Der heimliche Held des Spiels: Greg Jennings / Jordy Nelson. Egal, wie gut das eigene Laufspiel sonst ist: Gegen Pittsburgh hat man keins. Die Steelers-D ist gegen den Run so stark, dass man praktisch gezwungen ist, viel zu werfen. Green Bay war darauf vorbereitet und hat ohnehin ein extrem starkes Receiver-Korps.
Nur, dass Donald Driver verletzt ausfallen würde, das war nicht eingeplant. Ohne den erfahrenen 36-Jährigen standen Greg Jennings und Jordy Nelson noch mehr im Mittelpunkt, zumal auch James Jones nur eine Randnotiz war (5 REC, 50 YDS).
Aber die Art und Weise, wie sie mit Rodgers harmonierten und ein Big Play nach dem anderen abrissen, war absolut beängstigend - und muss auf Pittsburgh demoralisierend gewirkt haben. Jennings fing 2 Touchdown-Pässe und kam auf 64 YDS, Nelson hatte am Ende des Spiels überragende 140 YDS sowie den ersten Touchdown des Spiels auf dem Konto.
"Es ist ein großartiger Tag, um Großartig zu sein", freute Jennigs sich anschließend. "Wir hatten das ganze Jahr mit Rückschlägen zu kämpfen. Unser Kapitän und unser Top-Receiver verletzten sich, das sorgte für viele Emotionen in der Kabine. Aber wir haben einen Weg gefunden, diese aufzufangen und auf dem Platz rauszulassen."
Der Flop des Spiels: Troy Polamalu. Der Superstar-Safety ist ein Game-Changer und kann mit seinen Aktionen in der Defensive die Richtung eines Spiels entscheidend beeinflussen. Im Super Bowl gegen Green Bay tat er das aber nur negativ.

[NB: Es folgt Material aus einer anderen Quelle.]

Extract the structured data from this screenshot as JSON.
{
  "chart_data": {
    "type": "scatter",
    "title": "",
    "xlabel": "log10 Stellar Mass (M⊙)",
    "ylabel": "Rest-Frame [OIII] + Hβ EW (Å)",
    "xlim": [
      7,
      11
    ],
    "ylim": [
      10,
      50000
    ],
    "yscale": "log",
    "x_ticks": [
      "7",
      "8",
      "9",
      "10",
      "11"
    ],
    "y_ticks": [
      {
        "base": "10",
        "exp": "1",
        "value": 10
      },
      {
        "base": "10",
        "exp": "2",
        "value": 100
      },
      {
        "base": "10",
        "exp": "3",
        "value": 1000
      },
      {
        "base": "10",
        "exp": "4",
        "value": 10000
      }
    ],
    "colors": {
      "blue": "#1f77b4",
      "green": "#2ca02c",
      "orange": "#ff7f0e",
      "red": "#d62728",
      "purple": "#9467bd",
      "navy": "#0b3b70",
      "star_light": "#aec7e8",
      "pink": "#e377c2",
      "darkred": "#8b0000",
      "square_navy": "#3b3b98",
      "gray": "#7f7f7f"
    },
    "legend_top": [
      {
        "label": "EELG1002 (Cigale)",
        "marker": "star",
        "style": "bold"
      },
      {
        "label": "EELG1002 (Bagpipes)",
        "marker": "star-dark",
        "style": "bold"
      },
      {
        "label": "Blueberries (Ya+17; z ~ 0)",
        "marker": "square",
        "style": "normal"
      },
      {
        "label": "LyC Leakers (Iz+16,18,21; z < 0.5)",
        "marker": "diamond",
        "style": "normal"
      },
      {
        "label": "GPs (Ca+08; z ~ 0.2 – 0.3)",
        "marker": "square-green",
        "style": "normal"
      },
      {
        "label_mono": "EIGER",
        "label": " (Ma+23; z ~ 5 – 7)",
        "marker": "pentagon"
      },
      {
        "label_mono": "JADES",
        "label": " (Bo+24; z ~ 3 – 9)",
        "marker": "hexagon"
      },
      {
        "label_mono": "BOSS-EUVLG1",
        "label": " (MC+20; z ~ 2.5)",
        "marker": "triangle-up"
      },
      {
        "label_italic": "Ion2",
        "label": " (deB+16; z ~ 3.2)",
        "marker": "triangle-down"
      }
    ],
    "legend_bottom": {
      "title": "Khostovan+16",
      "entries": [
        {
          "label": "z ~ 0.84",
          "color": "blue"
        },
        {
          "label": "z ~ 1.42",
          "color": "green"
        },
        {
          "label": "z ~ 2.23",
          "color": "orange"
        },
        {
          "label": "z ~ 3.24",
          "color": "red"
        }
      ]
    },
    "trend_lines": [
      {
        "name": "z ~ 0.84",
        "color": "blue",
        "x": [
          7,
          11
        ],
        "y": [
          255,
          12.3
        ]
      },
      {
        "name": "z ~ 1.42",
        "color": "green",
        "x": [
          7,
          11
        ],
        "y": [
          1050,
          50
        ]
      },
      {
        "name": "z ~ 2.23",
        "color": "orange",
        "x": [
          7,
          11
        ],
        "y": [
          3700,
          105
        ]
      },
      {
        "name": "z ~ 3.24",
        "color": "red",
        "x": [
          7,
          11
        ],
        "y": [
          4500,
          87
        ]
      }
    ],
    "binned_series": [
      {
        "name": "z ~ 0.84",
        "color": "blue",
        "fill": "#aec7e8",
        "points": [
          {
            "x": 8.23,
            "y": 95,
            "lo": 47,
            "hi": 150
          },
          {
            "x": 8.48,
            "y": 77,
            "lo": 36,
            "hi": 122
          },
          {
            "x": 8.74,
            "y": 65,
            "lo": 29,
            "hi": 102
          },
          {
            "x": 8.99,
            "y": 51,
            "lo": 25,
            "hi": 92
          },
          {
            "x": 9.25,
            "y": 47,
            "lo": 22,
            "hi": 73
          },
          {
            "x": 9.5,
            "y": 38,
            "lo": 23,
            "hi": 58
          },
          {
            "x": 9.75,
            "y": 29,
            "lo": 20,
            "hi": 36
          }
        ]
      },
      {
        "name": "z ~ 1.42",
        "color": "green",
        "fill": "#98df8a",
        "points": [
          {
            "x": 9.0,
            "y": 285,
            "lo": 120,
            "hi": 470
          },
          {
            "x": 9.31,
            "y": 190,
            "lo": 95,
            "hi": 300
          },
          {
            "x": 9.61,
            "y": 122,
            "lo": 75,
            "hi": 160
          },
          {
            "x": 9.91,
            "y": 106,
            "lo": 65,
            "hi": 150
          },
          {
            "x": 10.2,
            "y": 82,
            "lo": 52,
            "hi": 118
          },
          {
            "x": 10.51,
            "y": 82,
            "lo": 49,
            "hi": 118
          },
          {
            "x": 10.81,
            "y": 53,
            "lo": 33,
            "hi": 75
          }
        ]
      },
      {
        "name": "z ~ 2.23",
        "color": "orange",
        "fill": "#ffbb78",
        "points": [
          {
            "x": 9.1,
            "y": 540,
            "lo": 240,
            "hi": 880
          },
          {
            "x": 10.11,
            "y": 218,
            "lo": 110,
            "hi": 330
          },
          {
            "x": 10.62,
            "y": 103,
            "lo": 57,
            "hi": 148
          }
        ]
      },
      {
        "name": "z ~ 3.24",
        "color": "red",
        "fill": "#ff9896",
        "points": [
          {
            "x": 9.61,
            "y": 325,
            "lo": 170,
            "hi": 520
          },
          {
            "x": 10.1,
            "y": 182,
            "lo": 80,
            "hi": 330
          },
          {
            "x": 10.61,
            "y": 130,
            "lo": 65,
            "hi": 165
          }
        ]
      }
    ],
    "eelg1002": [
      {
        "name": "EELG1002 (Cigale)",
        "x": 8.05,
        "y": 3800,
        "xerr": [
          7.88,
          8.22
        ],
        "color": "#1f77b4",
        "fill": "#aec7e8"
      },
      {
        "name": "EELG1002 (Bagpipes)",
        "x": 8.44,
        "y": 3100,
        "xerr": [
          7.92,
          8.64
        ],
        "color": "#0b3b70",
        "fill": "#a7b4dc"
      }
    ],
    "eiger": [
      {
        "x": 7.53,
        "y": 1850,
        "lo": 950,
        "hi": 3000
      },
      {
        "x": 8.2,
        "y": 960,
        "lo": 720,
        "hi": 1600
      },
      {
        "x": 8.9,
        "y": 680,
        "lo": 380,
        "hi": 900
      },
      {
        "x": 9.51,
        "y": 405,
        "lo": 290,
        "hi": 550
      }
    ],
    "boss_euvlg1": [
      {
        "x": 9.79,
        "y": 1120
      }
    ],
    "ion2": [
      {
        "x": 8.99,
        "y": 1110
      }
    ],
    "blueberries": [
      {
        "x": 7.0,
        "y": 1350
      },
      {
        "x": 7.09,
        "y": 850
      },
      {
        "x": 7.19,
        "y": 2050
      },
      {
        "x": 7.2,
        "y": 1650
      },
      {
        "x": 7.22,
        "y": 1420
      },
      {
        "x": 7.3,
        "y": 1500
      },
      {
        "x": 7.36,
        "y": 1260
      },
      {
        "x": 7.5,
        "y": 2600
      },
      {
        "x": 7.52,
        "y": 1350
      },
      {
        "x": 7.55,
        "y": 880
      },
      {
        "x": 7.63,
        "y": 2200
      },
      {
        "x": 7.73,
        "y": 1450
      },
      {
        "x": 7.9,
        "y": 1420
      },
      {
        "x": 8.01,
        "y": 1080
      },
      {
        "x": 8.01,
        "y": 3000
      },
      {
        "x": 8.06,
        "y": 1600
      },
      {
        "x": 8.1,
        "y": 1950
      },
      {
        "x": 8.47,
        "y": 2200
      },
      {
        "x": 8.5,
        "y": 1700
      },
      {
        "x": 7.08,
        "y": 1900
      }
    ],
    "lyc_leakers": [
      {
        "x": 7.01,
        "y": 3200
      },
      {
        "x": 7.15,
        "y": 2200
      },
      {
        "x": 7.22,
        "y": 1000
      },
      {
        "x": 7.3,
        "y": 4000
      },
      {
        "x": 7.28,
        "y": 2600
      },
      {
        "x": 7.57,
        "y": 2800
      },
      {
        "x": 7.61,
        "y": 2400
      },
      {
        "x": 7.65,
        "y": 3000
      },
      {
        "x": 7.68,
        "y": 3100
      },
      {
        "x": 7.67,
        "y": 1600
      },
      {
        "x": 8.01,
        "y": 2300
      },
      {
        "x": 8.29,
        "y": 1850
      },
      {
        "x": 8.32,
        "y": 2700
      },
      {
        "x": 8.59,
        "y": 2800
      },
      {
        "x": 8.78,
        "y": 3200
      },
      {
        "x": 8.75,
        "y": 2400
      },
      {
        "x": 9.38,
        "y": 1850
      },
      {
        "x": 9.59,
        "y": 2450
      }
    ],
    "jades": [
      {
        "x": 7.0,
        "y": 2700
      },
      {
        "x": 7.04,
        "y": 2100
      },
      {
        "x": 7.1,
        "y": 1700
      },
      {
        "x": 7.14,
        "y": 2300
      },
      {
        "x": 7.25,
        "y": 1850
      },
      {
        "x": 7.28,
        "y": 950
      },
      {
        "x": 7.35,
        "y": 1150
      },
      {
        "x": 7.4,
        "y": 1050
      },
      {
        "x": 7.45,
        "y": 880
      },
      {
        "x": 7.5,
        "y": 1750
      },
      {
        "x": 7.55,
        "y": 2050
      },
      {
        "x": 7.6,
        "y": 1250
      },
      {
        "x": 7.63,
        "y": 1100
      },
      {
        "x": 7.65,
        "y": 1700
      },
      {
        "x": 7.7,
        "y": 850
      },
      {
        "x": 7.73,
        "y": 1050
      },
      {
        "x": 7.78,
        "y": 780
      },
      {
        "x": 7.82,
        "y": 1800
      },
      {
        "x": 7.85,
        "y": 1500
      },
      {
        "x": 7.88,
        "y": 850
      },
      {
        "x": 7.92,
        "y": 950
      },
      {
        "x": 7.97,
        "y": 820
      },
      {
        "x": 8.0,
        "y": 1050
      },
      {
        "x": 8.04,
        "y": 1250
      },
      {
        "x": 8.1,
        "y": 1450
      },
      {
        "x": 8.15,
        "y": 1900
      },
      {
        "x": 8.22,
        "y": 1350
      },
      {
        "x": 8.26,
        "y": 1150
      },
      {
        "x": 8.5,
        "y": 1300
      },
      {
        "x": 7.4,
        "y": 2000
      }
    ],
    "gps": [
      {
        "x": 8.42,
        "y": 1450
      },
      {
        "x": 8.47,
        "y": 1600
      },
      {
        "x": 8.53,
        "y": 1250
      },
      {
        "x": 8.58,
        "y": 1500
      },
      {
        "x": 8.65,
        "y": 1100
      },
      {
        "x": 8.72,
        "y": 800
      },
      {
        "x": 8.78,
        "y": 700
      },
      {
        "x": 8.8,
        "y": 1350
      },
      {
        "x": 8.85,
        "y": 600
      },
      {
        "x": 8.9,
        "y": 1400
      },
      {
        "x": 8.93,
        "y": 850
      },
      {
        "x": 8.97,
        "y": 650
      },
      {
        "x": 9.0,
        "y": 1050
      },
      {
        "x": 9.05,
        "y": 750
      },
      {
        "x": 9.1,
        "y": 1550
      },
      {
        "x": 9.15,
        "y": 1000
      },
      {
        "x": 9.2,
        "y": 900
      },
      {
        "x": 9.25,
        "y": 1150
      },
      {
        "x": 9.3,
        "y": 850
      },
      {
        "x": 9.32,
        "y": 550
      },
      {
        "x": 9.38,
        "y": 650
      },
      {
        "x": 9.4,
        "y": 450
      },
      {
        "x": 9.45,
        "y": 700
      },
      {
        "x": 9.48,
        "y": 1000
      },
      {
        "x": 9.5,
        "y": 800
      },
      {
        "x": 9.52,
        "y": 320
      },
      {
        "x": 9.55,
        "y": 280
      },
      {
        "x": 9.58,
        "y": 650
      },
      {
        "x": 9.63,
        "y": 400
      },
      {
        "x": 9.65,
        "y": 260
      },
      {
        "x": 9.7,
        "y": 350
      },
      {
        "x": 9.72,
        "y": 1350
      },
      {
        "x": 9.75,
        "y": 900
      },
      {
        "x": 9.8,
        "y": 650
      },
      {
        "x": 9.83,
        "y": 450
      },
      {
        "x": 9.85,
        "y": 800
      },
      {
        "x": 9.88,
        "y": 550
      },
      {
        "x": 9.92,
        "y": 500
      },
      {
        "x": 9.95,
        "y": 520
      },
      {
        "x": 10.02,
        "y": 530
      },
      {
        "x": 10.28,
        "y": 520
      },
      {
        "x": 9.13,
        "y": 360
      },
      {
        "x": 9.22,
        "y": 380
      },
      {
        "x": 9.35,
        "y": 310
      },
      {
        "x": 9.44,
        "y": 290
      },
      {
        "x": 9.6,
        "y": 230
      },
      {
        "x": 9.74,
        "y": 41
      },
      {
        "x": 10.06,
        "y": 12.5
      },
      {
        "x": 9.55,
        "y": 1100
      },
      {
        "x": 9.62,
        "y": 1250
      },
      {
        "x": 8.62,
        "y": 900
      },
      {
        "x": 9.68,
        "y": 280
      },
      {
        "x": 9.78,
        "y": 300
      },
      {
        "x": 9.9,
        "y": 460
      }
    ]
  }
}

Im Normalfall liest er die Augen des Quarterbacks perfekt und taucht immer dort auf, wo der Ball landet. Diesmal wurde er gleich mehrfach auf dem falschen Fuß erwischt.
Besonders eklatant war dies beim zweiten Jennings-Touchdown der Fall, als er völlig orientierungslos wirkte und viel zu spät auf Jennings Cut nach außen reagierte. "Ich hatte einige Möglichkeiten, um Spielzüge zu machen. Mir fehlte nur hier und da der entscheidende Schritt", erklärte der Safety anschließend.
Polamalu war angeschlagen ins Spiel gegangen, ganz offenbar war er nicht richtig fit. Denn die Nummer 43 war nicht sie selbst.
Die Halbzeit-Show: Nach einigen Jahren, in denen die NFL auf die Klassiker gesetzt hatte (2007: Prince, 2008: Tom Petty and the Heartbreakers, 2009: Bruce Springsteen, 2010: The Who), war diesmal Plastik-Pop erster Güte angesagt.
Die Black Eyed Peas, ehemals als innovative und richtig gute Hip-Hop-Band bekannt, sorgten mit ihren neueren Hits für gute Laune im restlos ausverkauften Cowboys Stadium in Dallas.
Der älteren Generation an Zuschauern dürfte die Show allerdings die Tränen in die Augen getrieben haben. Gastauftritte von Justin-Bieber-Entdecker und R'n'B-Ikone Usher sowie Ex-Guns'n'Roses-Gitarrist Slash rundeten die skurrile Show ab.